The album Endless Wire included the mini-opera, but also other songs which to relate to the opera (*). Endless Wire was released 30 October 2006 in the UK and 31 October 2006 in the US The track listing includes:

- "Fragments"* (Townshend, Lawrence Ball) – 3:58
- "A Man in a Purple Dress" – 4:14
- "Mike Post Theme" – 4:28
- "In the Ether"* – 3:35
- "Black Widow's Eyes" – 3:07
- "Two Thousand Years" – 2:50
- "God Speaks of Marty Robbins"* – 3:26
- "It's Not Enough"* (Townshend, Rachel Fuller) – 4:02
- "You Stand by Me" – 1:36

The mini-opera:
- "Sound Round" – 1:21
- "Pick Up the Peace" – 1:28
- "Unholy Trinity" – 2:07
- "Trilby's Piano" – 2:04
- "Endless Wire" – 1:51
- "Fragments of Fragments" (Townshend, Ball) – 2:23
- "We Got a Hit" – 1:18
- "They Made My Dream Come True" – 1:13
- "Mirror Door" – 4:14
- "Tea & Theatre" – 3:24

===Rock opera===
Townshend continued working on the story as a full-length rock opera with the help of Steve Beskrone, John Hickok, Kevin Kuhn, Matt McGrath, John D. Putnam (a guitarist for the Tommy Broadway musical), Bree Sharp, drummer/percussionist David Van Tieghem, and John Patrick Walker.

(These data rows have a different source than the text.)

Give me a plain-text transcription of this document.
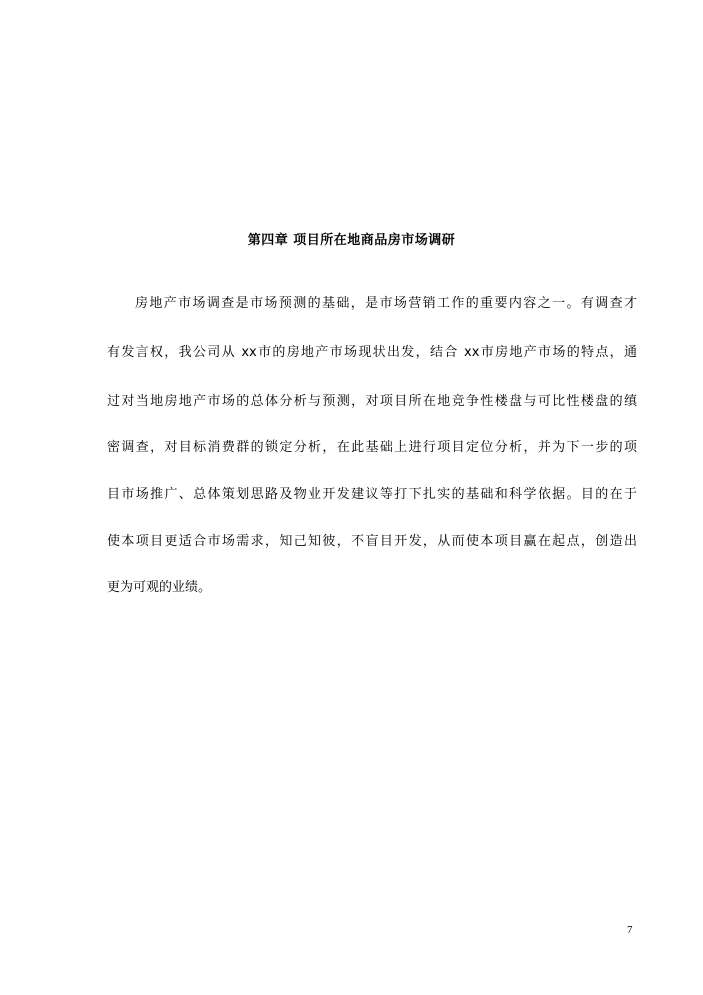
第四章 项目所在地商品房市场调研
房地产市场调查是市场预测的基础，是市场营销工作的重要内容之一。有调查才
有发言权，我公司从 xx市的房地产市场现状出发，结合 xx市房地产市场的特点，通
过对当地房地产市场的总体分析与预测，对项目所在地竞争性楼盘与可比性楼盘的缜
密调查，对目标消费群的锁定分析，在此基础上进行项目定位分析，并为下一步的项
目市场推广、总体策划思路及物业开发建议等打下扎实的基础和科学依据。目的在于
使本项目更适合市场需求，知己知彼，不盲目开发，从而使本项目赢在起点，创造出
更为可观的业绩。
7
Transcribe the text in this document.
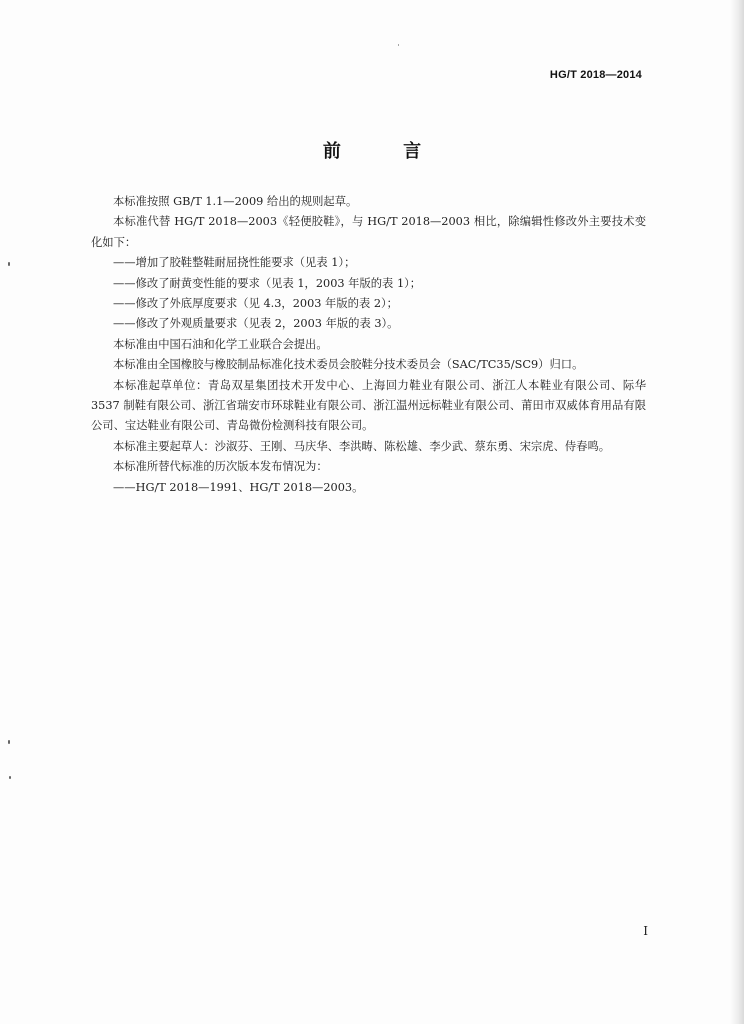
HG/T 2018—2014
前 言

本标准按照 GB/T 1.1—2009 给出的规则起草。

本标准代替 HG/T 2018—2003《轻便胶鞋》，与 HG/T 2018—2003 相比，除编辑性修改外主要技术变化如下：

——增加了胶鞋整鞋耐屈挠性能要求（见表 1）；

——修改了耐黄变性能的要求（见表 1，2003 年版的表 1）；

——修改了外底厚度要求（见 4.3，2003 年版的表 2）；

——修改了外观质量要求（见表 2，2003 年版的表 3）。

本标准由中国石油和化学工业联合会提出。

本标准由全国橡胶与橡胶制品标准化技术委员会胶鞋分技术委员会（SAC/TC35/SC9）归口。

本标准起草单位：青岛双星集团技术开发中心、上海回力鞋业有限公司、浙江人本鞋业有限公司、际华 3537 制鞋有限公司、浙江省瑞安市环球鞋业有限公司、浙江温州远标鞋业有限公司、莆田市双威体育用品有限公司、宝达鞋业有限公司、青岛微份检测科技有限公司。

本标准主要起草人：沙淑芬、王刚、马庆华、李洪畴、陈松雄、李少武、蔡东勇、宋宗虎、侍春鸣。

本标准所替代标准的历次版本发布情况为：

——HG/T 2018—1991、HG/T 2018—2003。

I
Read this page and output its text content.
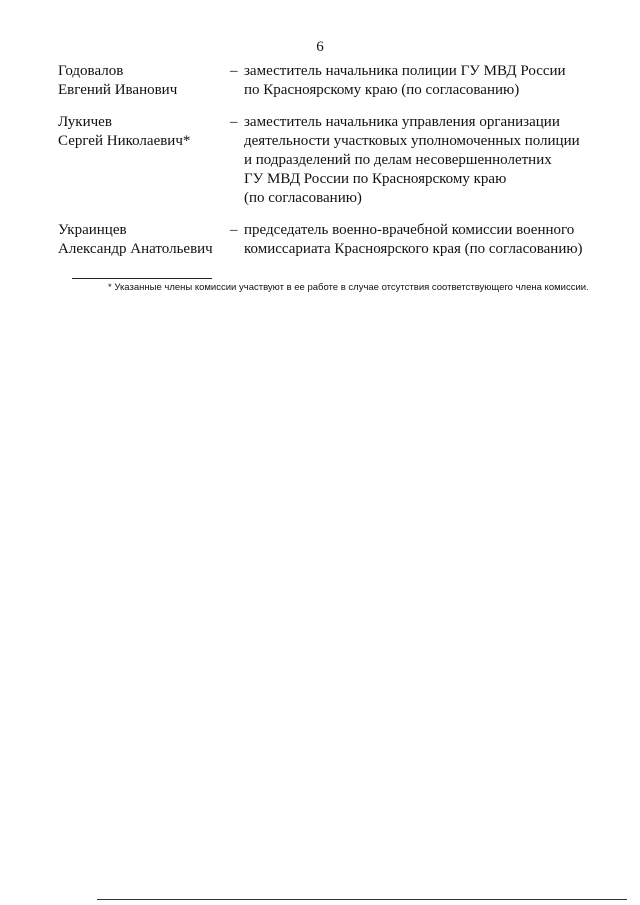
6
Годовалов
Евгений Иванович
– заместитель начальника полиции ГУ МВД России
по Красноярскому краю (по согласованию)
Лукичев
Сергей Николаевич*
– заместитель начальника управления организации
деятельности участковых уполномоченных полиции
и подразделений по делам несовершеннолетних
ГУ МВД России по Красноярскому краю
(по согласованию)
Украинцев
Александр Анатольевич
– председатель военно-врачебной комиссии военного
комиссариата Красноярского края (по согласованию)
* Указанные члены комиссии участвуют в ее работе в случае отсутствия соответствующего члена комиссии.
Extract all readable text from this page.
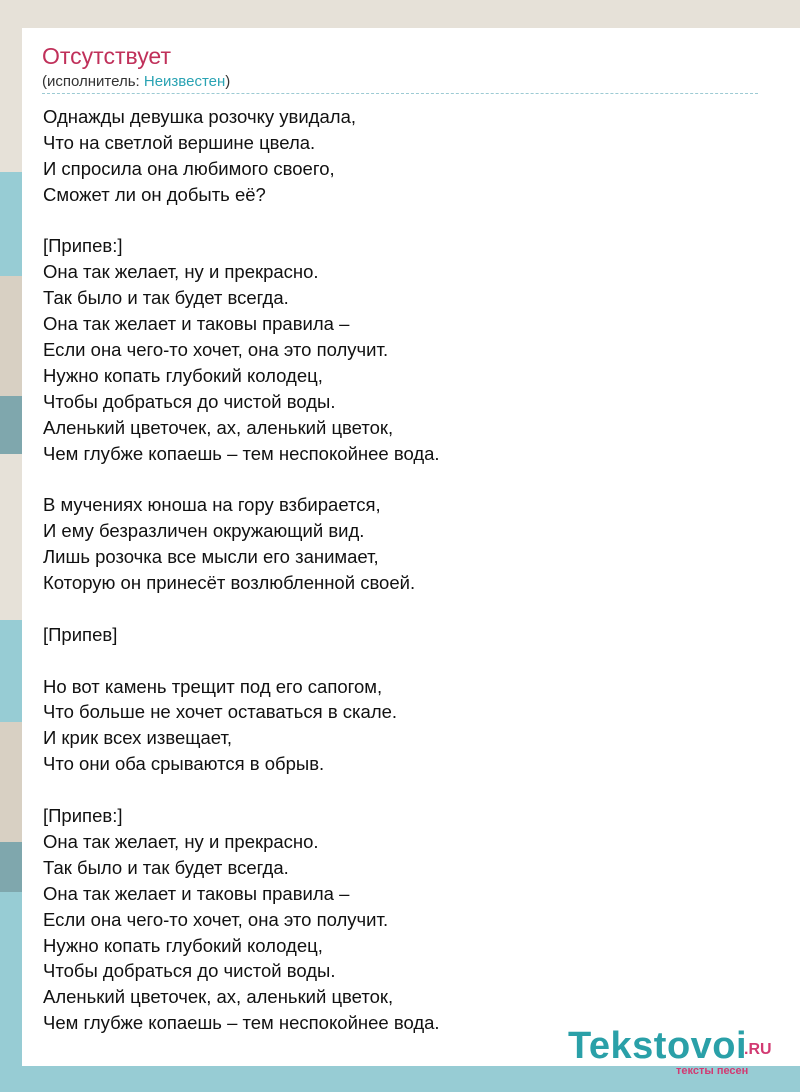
Отсутствует
(исполнитель: Неизвестен)
Однажды девушка розочку увидала,
Что на светлой вершине цвела.
И спросила она любимого своего,
Сможет ли он добыть её?
[Припев:]
Она так желает, ну и прекрасно.
Так было и так будет всегда.
Она так желает и таковы правила –
Если она чего-то хочет, она это получит.
Нужно копать глубокий колодец,
Чтобы добраться до чистой воды.
Аленький цветочек, ах, аленький цветок,
Чем глубже копаешь – тем неспокойнее вода.
В мучениях юноша на гору взбирается,
И ему безразличен окружающий вид.
Лишь розочка все мысли его занимает,
Которую он принесёт возлюбленной своей.
[Припев]
Но вот камень трещит под его сапогом,
Что больше не хочет оставаться в скале.
И крик всех извещает,
Что они оба срываются в обрыв.
[Припев:]
Она так желает, ну и прекрасно.
Так было и так будет всегда.
Она так желает и таковы правила –
Если она чего-то хочет, она это получит.
Нужно копать глубокий колодец,
Чтобы добраться до чистой воды.
Аленький цветочек, ах, аленький цветок,
Чем глубже копаешь – тем неспокойнее вода.
Tekstovoi
.RU
тексты песен
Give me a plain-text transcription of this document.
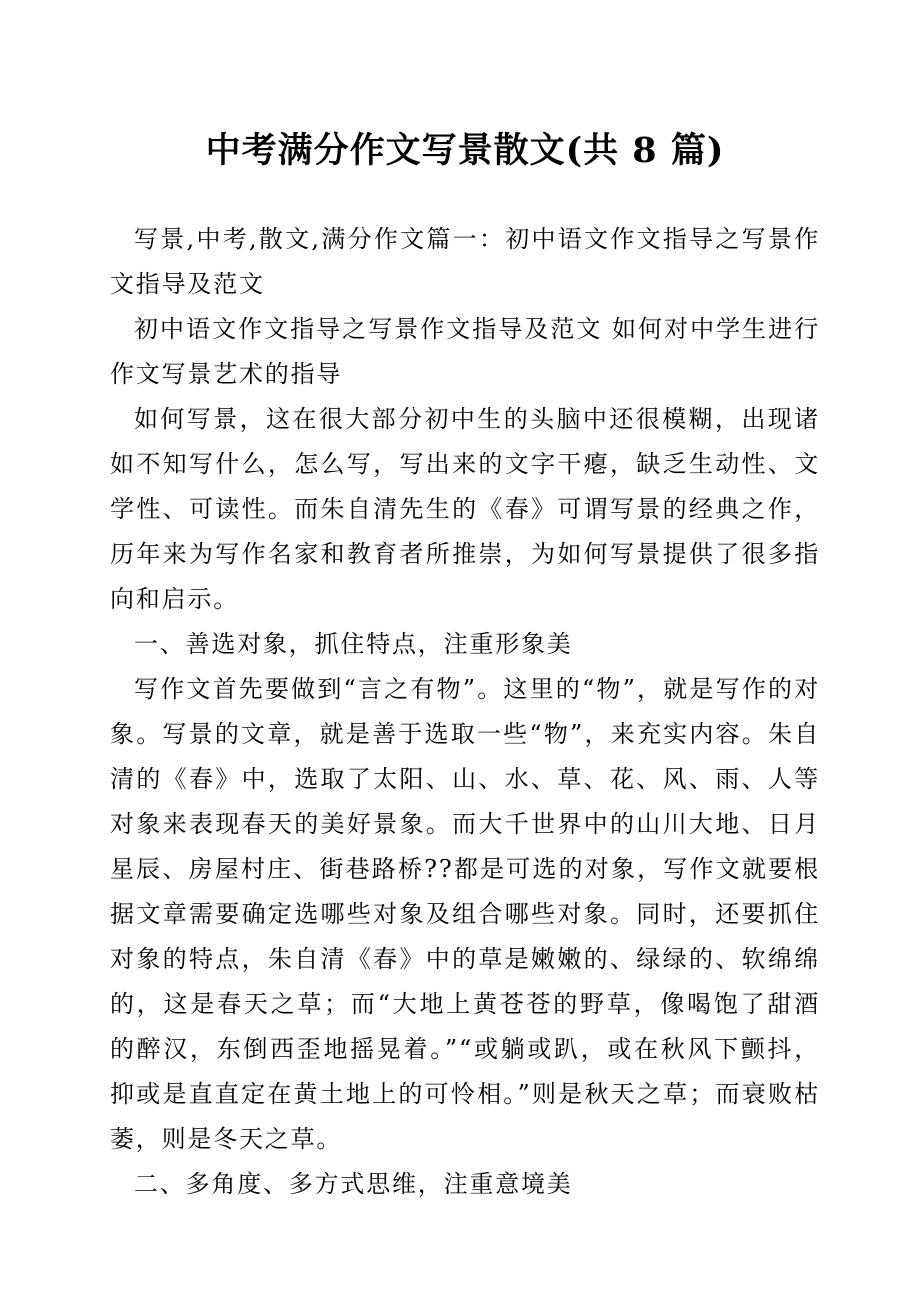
中考满分作文写景散文(共 8 篇)

写景,中考,散文,满分作文篇一：初中语文作文指导之写景作文指导及范文

初中语文作文指导之写景作文指导及范文 如何对中学生进行作文写景艺术的指导

如何写景，这在很大部分初中生的头脑中还很模糊，出现诸如不知写什么，怎么写，写出来的文字干瘪，缺乏生动性、文学性、可读性。而朱自清先生的《春》可谓写景的经典之作，历年来为写作名家和教育者所推崇，为如何写景提供了很多指向和启示。

一、善选对象，抓住特点，注重形象美

写作文首先要做到“言之有物”。这里的“物”，就是写作的对象。写景的文章，就是善于选取一些“物”，来充实内容。朱自清的《春》中，选取了太阳、山、水、草、花、风、雨、人等对象来表现春天的美好景象。而大千世界中的山川大地、日月星辰、房屋村庄、街巷路桥??都是可选的对象，写作文就要根据文章需要确定选哪些对象及组合哪些对象。同时，还要抓住对象的特点，朱自清《春》中的草是嫩嫩的、绿绿的、软绵绵的，这是春天之草；而“大地上黄苍苍的野草，像喝饱了甜酒的醉汉，东倒西歪地摇晃着。”“或躺或趴，或在秋风下颤抖，抑或是直直定在黄土地上的可怜相。”则是秋天之草；而衰败枯萎，则是冬天之草。

二、多角度、多方式思维，注重意境美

A rough version of The Boy Who Heard Music debuted 13 July 2007 as part of Vassar College's Powerhouse Summer Theater workshop series. The production was adapted and directed by Ethan Silverman and presented as a staged concert reading with minimal dialogue. The cast included John Hickok as Ray High, Jon Patrick Walker as Josh, Matt McGrath as Gabriel, and Bree Sharp as Leila. Songs in this adaptation included:

- Act I
- "Prelude"
- "Pick Up the Peace" – Ray
- "In the Ether" – Josh, Ray
- "God Predicts Marty Robbins" – Gabriel, Ray
- "Unholy Trinity" – Gabriel, Josh, Leila
- "Trilby's Piano I" – Gabriel
- "I Can Fly" (by Rachel Fuller) – Leila
- "There's No Doubt" – Gabriel, Josh, Ray
- "Endless Wire Prelude" – Josh, Leila, Gabriel, Ray
- "Sound Round" – Ray and Company
- "Real Good Looking Boy" – Ray, Josh, Gabriel
- "Trilby's Piano II" – Trio
- "Fragments" – Company
- "Endless Wire" – Company

- Act II
- "We Got a Hit" – Company
- "She Said He Said" – Gabriel, Leila
- "Uncertain Girl" – Josh
- "Heart Condition" – Leila
- "It's Not Enough" (by Pete Townshend and Rachel Fuller) – Gabriel, Josh, Leila
- "They Made My Dream Come True" – Ray
- "In the Ether" – Ray
- "Trilby's Piano III" – Gabriel, Josh, Leila
- "Mirror Door" – Company
- "Fragments" – Company
- "Tea & Theatre" – Ray, Josh, Leila

The song "Real Good Looking Boy" was previously issued on The Who's compilation album Then and Now. The song "I Can Fly" was previously issued on Fuller's EP Shine.